The “True Lender” Rule, finalized by the OCC on October 27, 2020, was designed to identify which party in a partnership between a bank and a third party is deemed the “true lender.” The Rule specifies that a bank makes a loan and is the “true lender” if, as of the date of origination, it (1) is named as the lender in the loan agreement or (2) funds the loan. The Rule also clarifies that as the true lender of a loan, the bank retains the compliance obligations associated with the origination of that loan, thus negating concern regarding harmful “rent-a-charter” arrangements.
In its Federal Register notice, the OCC emphasized that the Rule would help foster Banks’ lending relationships with third parties, facilitating consumer access to affordable credit.
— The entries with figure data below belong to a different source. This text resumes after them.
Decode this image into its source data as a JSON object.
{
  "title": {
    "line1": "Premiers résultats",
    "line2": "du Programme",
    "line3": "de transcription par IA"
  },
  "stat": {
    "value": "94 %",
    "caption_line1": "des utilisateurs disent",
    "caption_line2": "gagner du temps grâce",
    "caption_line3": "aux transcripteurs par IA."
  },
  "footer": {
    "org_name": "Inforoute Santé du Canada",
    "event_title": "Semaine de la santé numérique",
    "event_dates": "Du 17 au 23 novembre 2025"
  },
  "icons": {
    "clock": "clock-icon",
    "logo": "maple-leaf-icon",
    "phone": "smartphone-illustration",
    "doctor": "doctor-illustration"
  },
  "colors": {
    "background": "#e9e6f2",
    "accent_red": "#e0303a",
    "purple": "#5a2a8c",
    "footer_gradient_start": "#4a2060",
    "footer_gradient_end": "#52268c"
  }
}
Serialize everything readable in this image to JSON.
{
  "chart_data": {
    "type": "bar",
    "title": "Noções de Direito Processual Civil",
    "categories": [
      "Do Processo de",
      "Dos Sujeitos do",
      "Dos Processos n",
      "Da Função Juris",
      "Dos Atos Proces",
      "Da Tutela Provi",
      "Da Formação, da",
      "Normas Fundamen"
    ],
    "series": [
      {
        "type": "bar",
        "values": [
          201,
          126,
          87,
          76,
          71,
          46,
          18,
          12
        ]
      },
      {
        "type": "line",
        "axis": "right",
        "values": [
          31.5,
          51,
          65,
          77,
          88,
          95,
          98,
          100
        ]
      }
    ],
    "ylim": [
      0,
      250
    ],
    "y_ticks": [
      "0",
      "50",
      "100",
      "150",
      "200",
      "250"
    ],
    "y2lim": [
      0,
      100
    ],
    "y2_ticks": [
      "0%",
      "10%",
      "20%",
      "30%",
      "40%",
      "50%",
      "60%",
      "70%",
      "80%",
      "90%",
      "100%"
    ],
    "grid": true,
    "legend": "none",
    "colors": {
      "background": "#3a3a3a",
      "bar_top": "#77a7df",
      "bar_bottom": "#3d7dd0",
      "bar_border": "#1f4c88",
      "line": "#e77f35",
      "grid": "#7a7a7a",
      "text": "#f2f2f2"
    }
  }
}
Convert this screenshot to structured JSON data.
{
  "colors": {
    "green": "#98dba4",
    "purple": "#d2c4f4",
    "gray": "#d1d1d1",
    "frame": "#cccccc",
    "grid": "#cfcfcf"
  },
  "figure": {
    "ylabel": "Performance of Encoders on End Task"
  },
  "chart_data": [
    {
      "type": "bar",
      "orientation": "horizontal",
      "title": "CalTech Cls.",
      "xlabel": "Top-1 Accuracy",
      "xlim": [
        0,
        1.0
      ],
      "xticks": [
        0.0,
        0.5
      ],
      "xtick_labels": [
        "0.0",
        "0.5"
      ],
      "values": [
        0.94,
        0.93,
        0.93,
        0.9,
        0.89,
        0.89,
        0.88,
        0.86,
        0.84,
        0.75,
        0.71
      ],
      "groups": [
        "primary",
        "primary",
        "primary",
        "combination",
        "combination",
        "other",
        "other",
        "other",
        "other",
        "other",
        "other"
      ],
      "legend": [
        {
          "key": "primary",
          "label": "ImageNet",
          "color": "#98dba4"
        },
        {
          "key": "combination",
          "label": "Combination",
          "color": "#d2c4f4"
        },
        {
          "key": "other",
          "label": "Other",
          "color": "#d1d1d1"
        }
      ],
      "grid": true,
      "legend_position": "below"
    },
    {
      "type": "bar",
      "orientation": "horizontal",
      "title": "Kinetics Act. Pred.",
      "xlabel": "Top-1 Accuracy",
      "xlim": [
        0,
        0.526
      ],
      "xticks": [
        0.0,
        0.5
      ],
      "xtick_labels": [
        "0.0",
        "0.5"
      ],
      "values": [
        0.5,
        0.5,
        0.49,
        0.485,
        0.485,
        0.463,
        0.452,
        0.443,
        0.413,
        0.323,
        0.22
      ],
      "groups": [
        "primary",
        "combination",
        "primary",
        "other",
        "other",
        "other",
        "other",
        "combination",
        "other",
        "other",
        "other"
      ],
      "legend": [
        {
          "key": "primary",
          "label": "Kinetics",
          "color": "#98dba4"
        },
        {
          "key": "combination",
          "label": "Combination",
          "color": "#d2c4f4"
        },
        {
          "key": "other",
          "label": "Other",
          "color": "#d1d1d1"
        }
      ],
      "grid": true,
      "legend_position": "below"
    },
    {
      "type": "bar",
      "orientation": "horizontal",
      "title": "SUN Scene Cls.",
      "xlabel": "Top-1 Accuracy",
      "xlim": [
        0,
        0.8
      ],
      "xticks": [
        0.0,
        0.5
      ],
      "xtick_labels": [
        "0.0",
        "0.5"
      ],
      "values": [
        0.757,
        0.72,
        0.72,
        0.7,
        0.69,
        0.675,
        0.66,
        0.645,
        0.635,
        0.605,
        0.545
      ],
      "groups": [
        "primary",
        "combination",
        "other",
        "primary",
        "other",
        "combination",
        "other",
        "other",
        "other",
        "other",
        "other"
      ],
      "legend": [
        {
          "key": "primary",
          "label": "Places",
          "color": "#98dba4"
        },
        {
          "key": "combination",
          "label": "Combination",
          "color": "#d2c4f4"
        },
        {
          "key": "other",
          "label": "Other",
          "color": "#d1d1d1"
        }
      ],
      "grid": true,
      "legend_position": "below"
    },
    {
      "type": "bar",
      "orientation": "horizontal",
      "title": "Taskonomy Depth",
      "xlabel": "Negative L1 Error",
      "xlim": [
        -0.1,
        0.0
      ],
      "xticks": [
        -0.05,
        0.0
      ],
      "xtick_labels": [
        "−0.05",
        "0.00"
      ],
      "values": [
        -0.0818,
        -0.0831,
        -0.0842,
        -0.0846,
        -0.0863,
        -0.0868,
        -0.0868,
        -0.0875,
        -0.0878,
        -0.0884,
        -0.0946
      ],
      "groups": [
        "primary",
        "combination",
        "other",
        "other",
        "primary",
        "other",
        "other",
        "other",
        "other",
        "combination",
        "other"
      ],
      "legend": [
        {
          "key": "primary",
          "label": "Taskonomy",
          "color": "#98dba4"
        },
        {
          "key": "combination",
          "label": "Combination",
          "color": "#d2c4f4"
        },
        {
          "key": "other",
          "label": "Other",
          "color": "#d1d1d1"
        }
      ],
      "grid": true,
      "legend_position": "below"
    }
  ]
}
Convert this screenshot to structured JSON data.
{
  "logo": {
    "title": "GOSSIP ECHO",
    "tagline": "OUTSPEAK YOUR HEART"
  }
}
The OCC stated that increasing legal uncertainty regarding such relationships may discourage banks and third parties from partnering, limit competition, and chill the innovation that results from these partnerships; this Rule is meant to resolve this uncertainty. Critics to this Rule in states, Congress, and elsewhere have said that this Rule would instead facilitate termed “rent-a-charter” or “rent-a-bank” arrangements and potentially allow lenders to avoid state consumer protection requirements, including usury caps.
President Biden has indicated his support for the repeal and will likely enact the resolution following an expected vote to also repeal the Rule in the House. The financial services industry, particularly non-bank lending companies in bank partnership arrangements, should pay special attention, as upon repeal of the rule the industry may be subject to a patchwork of state law requirements, compliance measures, and other regulations, including state usury caps.